Chicken, you were clear. Others are putting words in your mouth, and criticizing you for things you never wrote.
“I stated that we could not know who is in hell in our time. The NT is revelation and the Council of Trent stated that we could know by revelation.”
That is a vast simplification of revelation. It is impossible to know if even oneself is in a state of grace by any sensible means and God does NOT normally provide such knowledge by revelations to individuals (thus, the prudence of St. Joan of Arc’s famous comment on the subject). Scripture is a rare exception, so it does not apply, here. Simply put, our knowledge is limited. If we can’t even know, generally, if we are in a state of grace, then how can we presume to know for others?I have already answered the question of what happens if one prays for someone who might, actually, be in Hell, but without our knowledge. None of the good is lost. It goes into the Deposit of Merit and may be applied to other souls.
The Chicken
Could someone fix the italics problem?
Bill Bannon, thanks so much for your support! I especially appreciate this comment:
“I would say that half the Catholic males on the internet seem unprepared to kill to protect their loved ones or themselves…..and the last two Popes are part of that strange pacifism that is not orthodox but simply the opposite swing of the pendulum that began with Inquisitional violence by Popes deputing Inquisitions. Now Popes are trying to make that history null and void….by espousing its far opposite.”
Bill, your words are far more true than you realize….
Masked Chicken, from the accounts of what has emerged after bin Laden’s death, we know two things:
1. When the SEALs reached him, he was caught unawares and panicked. People do two things when they panic: They either react on sheer instinct or freeze. Whatever they do, they don’t engage in serious, sequential thought processes that take time (such as those that might lead to repentence). Bin Laden froze. Once he did that, he was a dead man.
2. Bin Laden’s journals reveal that he planned to murder more Americans to commemorate the tenths anniversary of 9/11. This is a man who seriously considered repentence?
Your position is so filled with hypotheticals as to be effectively useless. We can tell from a man’s actions what he ultimately values, since his actions (and words) reflect those values. Christ said so Himself (Matthew 7:16; 15:11).
A note added in proof:
Dr. Ed Peters, on his blog, In the Light of the Law, has this to say:
A request for Mass to be celebrated for the repose of Osama Bin Laden’s soul that was printed in a Florida parish bulletin has irritated a number of people. Let’s try to sort it out.

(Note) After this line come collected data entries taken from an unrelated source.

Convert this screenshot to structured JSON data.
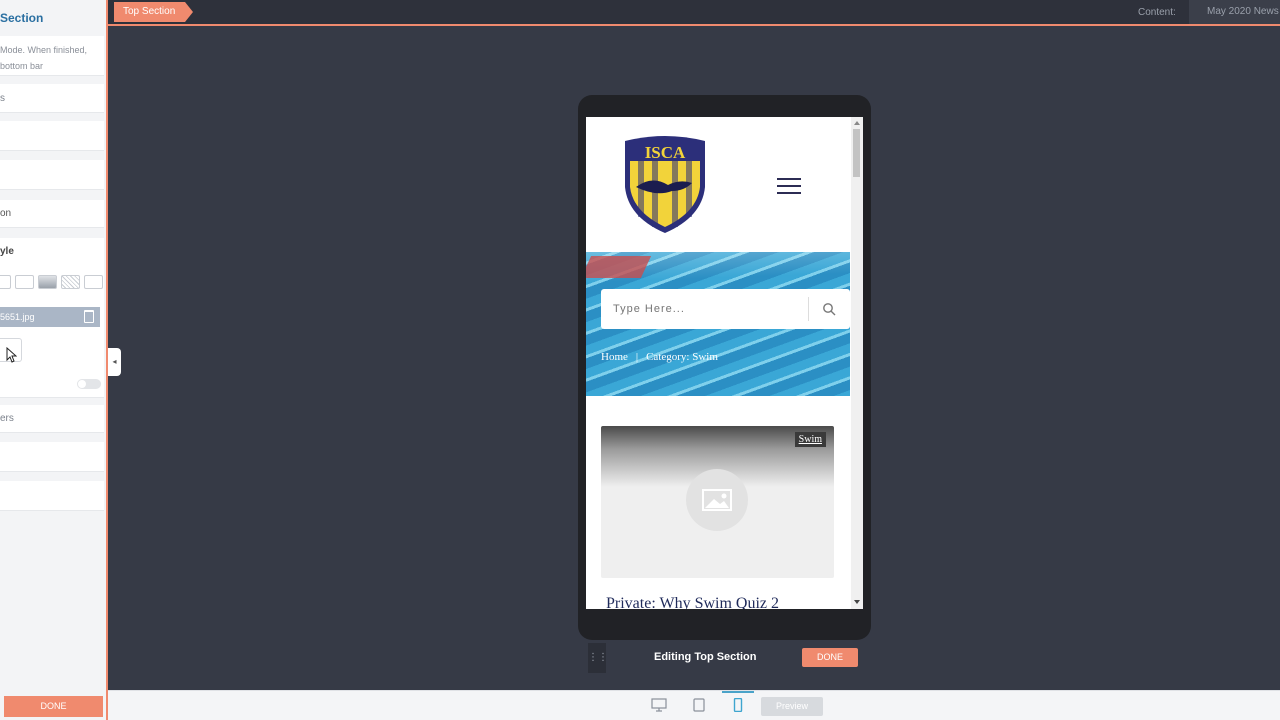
{
  "topbar": {
    "section_tab": "Top Section",
    "content_label": "Content:",
    "content_value": "May 2020 News"
  },
  "panel": {
    "title": "Section",
    "help_line1": "Mode. When finished,",
    "help_line2": "bottom bar",
    "row1": "s",
    "row2": "on",
    "row3": "yle",
    "file_name": "5651.jpg",
    "row4": "ers",
    "done": "DONE"
  },
  "site": {
    "search_placeholder": "Type Here...",
    "breadcrumb_home": "Home",
    "breadcrumb_sep": "|",
    "breadcrumb_current": "Category: Swim",
    "card_tag": "Swim",
    "post_title": "Private: Why Swim Quiz 2",
    "logo_text": "ISCA"
  },
  "editbar": {
    "label": "Editing Top Section",
    "done": "DONE"
  },
  "bottombar": {
    "preview": "Preview"
  },
  "colors": {
    "accent": "#f08a6e",
    "canvas": "#363a46",
    "panel_title": "#2a6fa1",
    "logo_navy": "#2c2f7a",
    "logo_yellow": "#f2d33a"
  }
}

First, it is obvious to the point of palpable that Catholics are free to pray for anyone, living or dead, and that such prayers are exercises in charity. CCC 958, 1032. Therefore, it is wrong to discourage others from praying for any human being.*
Second, a priest is free to offer Mass for anyone, living or dead. Canon 901, CCC 1371. The Pio-Benedictine restrictions against offering public Masses for certain persons (e.g., excommunicates per c. 2262) no longer bind. The faithful may now offer stipends for such Masses and priests may accept such stipends.
The Chicken
Your position is so filled with hypotheticals as to be effectively useless.
Again, you are judging by externals. The question was whether it is acceptible to pray for bin Laden’s soul. It is and you have offered no argument to the contrary, only a personal judgment of the man’s culpability. It is a personal opinion and no else except you are bound to accept it. No one is bound to pray for bin Laden, but the question was, may one? Unless one knows, definitively, that a person is in Hell, one may pray for the person. There is no arument you can make against this, since you do not have personal knowledge of bin Laden’s final disposition, no matter how strongly a case you might make for it. I am not wesseling.